When a given vector space \(V\) is equal to \(\operatorname{span}(\{v_1,\ldots,v_k\})\) for some \(v_1,\ldots,v_k\in V\), we have a succinct and concrete description of all the vectors in \(V\) because every vector in \(V\) is a linear combination of these \(k\) vectors. This is a rather attractive property that will be explored in more details. However, we will see that not every vector space can be written as the span of a finite set of vectors.

Quick Quiz

Exercises

  1. Let \(V\) be a subspace of \(\mathbb{R}^3\) given by the span of the set \(\left\{\begin{bmatrix} 1 \\ 0\\1\end{bmatrix}, \begin{bmatrix} 1 \\ 1 \\ 0\end{bmatrix}\right\}\) with real numbers as scalars. Show that \(V\) is a proper subspace of \(\mathbb{R}^3\). (Hint: Find a vector that cannot be written as a linear combination of the two vectors in the given set.)  

  2. Write \(x-2\) as a linear combination of \(x+2\) and \(2x - 1\).  

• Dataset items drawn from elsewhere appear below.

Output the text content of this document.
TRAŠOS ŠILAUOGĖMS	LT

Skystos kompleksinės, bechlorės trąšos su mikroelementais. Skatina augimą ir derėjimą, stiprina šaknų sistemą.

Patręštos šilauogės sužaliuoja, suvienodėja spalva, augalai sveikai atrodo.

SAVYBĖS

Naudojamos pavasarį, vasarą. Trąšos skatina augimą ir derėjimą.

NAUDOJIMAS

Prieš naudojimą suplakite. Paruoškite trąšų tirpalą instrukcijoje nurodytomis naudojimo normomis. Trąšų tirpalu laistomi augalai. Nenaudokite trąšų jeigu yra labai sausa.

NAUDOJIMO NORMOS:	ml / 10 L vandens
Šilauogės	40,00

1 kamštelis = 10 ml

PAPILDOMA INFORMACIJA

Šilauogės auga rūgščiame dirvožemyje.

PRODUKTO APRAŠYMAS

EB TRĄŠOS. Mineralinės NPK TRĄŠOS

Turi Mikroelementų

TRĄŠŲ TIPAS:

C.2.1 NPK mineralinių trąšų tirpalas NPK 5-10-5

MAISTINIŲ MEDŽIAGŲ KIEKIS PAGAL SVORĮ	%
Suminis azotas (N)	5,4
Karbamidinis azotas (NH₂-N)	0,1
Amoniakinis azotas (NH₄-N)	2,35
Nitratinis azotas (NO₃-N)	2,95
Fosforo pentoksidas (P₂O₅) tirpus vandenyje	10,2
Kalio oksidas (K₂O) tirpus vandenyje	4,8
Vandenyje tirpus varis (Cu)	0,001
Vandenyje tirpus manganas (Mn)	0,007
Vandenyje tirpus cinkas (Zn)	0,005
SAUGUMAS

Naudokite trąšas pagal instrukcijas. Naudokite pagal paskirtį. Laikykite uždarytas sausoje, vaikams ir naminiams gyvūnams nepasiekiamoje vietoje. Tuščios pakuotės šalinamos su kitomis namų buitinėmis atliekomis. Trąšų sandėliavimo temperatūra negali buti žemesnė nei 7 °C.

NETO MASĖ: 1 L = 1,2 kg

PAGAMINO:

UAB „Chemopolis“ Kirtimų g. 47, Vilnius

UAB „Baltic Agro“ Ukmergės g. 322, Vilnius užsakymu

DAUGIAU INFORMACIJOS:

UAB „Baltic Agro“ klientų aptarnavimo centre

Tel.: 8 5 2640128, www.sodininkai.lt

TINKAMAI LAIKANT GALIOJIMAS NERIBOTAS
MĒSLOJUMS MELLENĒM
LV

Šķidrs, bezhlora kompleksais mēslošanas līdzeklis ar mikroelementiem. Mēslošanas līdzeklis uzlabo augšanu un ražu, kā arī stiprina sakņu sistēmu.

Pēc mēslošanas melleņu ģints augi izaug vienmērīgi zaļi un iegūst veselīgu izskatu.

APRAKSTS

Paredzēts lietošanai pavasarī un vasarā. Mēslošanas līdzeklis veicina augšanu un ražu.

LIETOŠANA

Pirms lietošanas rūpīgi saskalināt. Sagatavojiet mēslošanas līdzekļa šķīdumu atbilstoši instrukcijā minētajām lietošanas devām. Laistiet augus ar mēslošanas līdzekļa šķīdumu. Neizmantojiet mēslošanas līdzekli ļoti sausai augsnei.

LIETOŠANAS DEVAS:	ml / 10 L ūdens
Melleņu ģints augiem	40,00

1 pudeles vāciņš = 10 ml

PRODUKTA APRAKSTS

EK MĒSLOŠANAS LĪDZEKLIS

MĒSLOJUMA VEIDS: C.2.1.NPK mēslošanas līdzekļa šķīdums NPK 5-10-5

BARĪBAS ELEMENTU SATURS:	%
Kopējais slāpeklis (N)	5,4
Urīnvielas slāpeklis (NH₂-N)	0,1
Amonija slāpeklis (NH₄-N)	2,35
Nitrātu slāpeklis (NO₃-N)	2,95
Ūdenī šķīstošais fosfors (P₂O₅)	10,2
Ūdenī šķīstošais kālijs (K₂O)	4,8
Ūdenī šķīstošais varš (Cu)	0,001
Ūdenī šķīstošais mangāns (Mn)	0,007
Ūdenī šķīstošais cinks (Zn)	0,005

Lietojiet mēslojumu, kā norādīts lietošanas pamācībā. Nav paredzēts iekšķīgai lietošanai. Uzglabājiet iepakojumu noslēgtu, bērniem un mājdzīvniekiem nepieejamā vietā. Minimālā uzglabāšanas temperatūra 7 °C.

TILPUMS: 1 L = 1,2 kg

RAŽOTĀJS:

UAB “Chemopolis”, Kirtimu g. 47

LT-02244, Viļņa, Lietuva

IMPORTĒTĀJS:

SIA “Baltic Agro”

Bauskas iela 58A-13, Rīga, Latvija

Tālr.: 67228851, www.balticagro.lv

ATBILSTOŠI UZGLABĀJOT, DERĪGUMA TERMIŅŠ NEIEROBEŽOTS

  3. For each of the following sets, determine its span with real numbers as scalars. Give the answer in as succinct a form as possible.

    1. \(\left\{\begin{bmatrix} 2\\1\\0\end{bmatrix}, \begin{bmatrix} 0 \\-1\\0 \end{bmatrix}, \begin{bmatrix} 0 \\0\\1 \end{bmatrix}\right\}\)  

    2. \(\{ x-1, x+2\}\)  

    3. \(\left\{\begin{bmatrix} 1 & 0 \\ 0 & 0\end{bmatrix}, \begin{bmatrix} 0 & 0 \\ 0 & 1\end{bmatrix}, \begin{bmatrix} 0 & 1 \\ 1 & 0\end{bmatrix}\right\}\)  

  4. Pick a point on the plane and call it \(\cal{O}\). Consider the arrows having \(\cal{O}\) as tails. Pick two such arrows that do not lie on the same line call them \(u\) and \(v\).

    For any \(\alpha \in \mathbb{R}\) with \(\alpha \geq 0\), let \(\alpha u\) denote the arrow having the same direction as \(u\) but with length \(\alpha\) times the length of \(u\). (Hence, \(2u\) is an arrow pointing in the same direction as \(u\) that is twice as long.) We define \(\alpha v\) similarly.

    For any \(\alpha \in \mathbb{R}\) with \(\alpha < 0\), let \(\alpha u\) denote the arrow having the opposite direction as \(u\) but with length \(-\alpha\) times the length of \(u\). We define \(\alpha v\) similarly.

    Let \(\alpha, \beta \in \mathbb{R}\). Define \(\alpha u + \beta v\) to be the arrow having \(\cal{O}\) as tail and \(\cal{P}\) as head where \(\cal{P}\) is the head of \(\beta v\) after repositioning its tail (without any rotation) at the head of \(\alpha u\).

    What are the arrows that \(\alpha u + \beta v\) gives as \(\alpha\) and \(\beta\) range over all possible real numbers?